Hollande s'attaque aux "promesses" de Sarkozy
Trois jours après le grand rendez-vous de Nicolas Sarkozy à Villepinte, François Hollande a contre-attaqué mercredi soir, lors d'un meeting à Marseille, en opposant sa "constance" et sa "cohérence" aux "promesses" quotidiennes de son adversaire.

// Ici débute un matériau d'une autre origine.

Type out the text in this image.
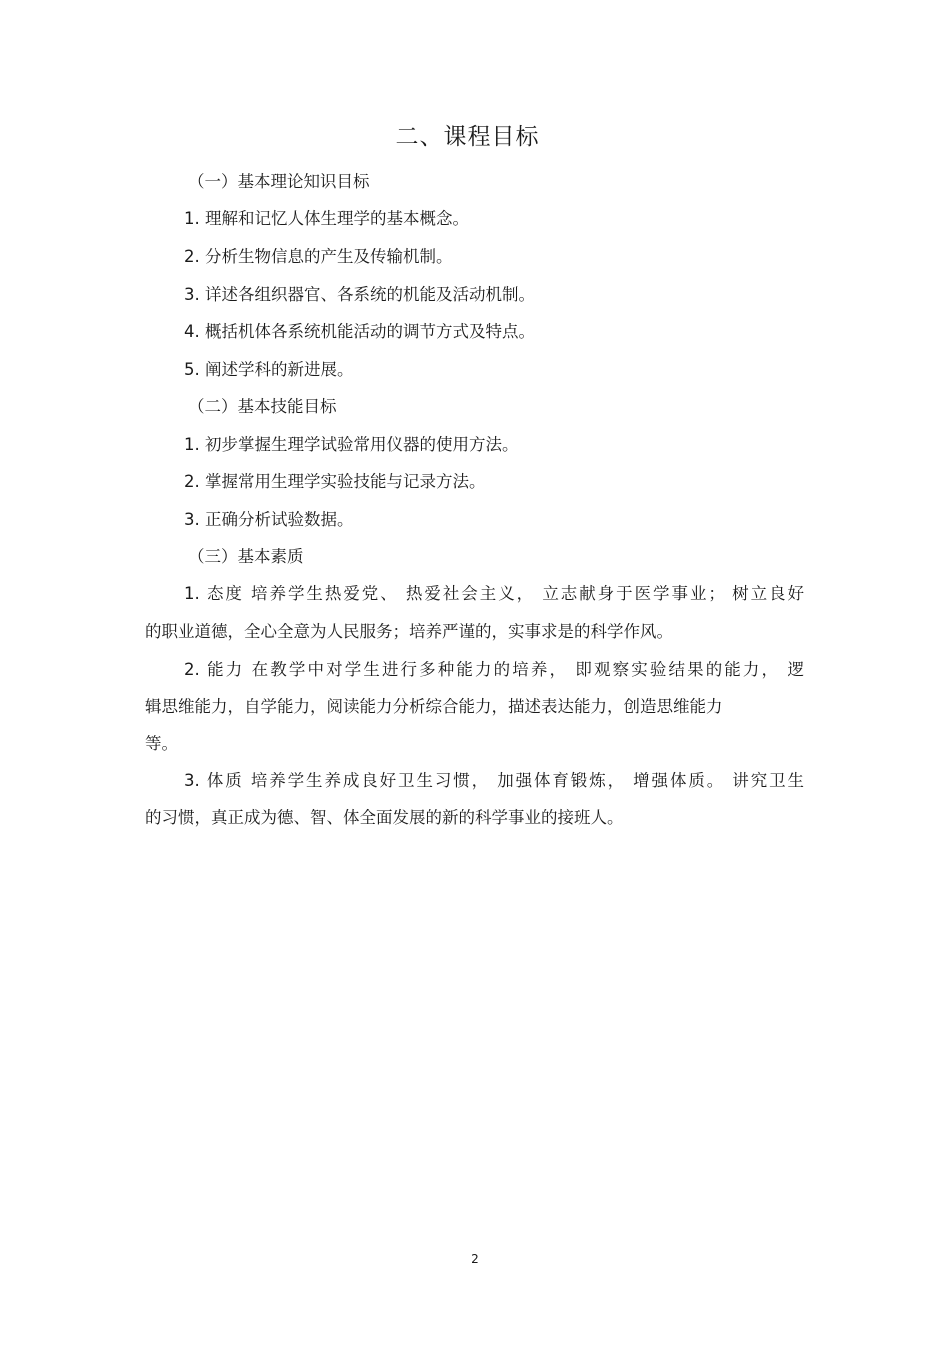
二、课程目标
（一）基本理论知识目标
1. 理解和记忆人体生理学的基本概念。
2. 分析生物信息的产生及传输机制。
3. 详述各组织器官、各系统的机能及活动机制。
4. 概括机体各系统机能活动的调节方式及特点。
5. 阐述学科的新进展。
（二）基本技能目标
1. 初步掌握生理学试验常用仪器的使用方法。
2. 掌握常用生理学实验技能与记录方法。
3. 正确分析试验数据。
（三）基本素质
1. 态度 培养学生热爱党、 热爱社会主义， 立志献身于医学事业； 树立良好
的职业道德，全心全意为人民服务；培养严谨的，实事求是的科学作风。
2. 能力 在教学中对学生进行多种能力的培养， 即观察实验结果的能力， 逻
辑思维能力，自学能力，阅读能力分析综合能力，描述表达能力，创造思维能力
等。
3. 体质 培养学生养成良好卫生习惯， 加强体育锻炼， 增强体质。 讲究卫生
的习惯，真正成为德、智、体全面发展的新的科学事业的接班人。
2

"Je suis le candidat de la cohérence, de la constance, de la confiance", a proclamé le candidat socialiste à l'Élysée devant plus de 9 000 personnes, dont 3 000 n'avaient pu trouver place dans la salle du Dôme. "Tout sera dit, et ce qui sera dit sera fait, je ne ferai aucune promesse que je ne serai capable de tenir", a-t-il promis devant une salle comble et enthousiaste. Il a assuré que son projet ne serait "pas une surprise, une virevolte, une improvisation", ironisant sur le président sortant qui, "chaque jour, fait une promesse nouvelle" et "dont le programme est de dire que tout doit changer pour que, finalement, rien ne change".
La "force de la loi"
François Hollande a consacré un long développement à la politique qu'il entend mener dans les quartiers. Il a souhaité notamment que la banque publique d'investissement qu'il veut créer ait "une filiale dédiée aux quartiers pour (y) développer l'entreprise". "Dans ces quartiers où sont concentrés tous les problèmes (...), la République sera de retour après le mois de mai", a promis le député de Corrèze. "Je ferai en sorte que, dans tous les marchés publics dans ces quartiers, il y ait une clause d'insertion qui permette aux entreprises (...) d'embaucher les jeunes" qui y vivent, a-t-il aussi dit. Pour les jeunes, il a préconisé que tous ceux sortis de l'école sans qualification bénéficient de 20 heures de formation par an.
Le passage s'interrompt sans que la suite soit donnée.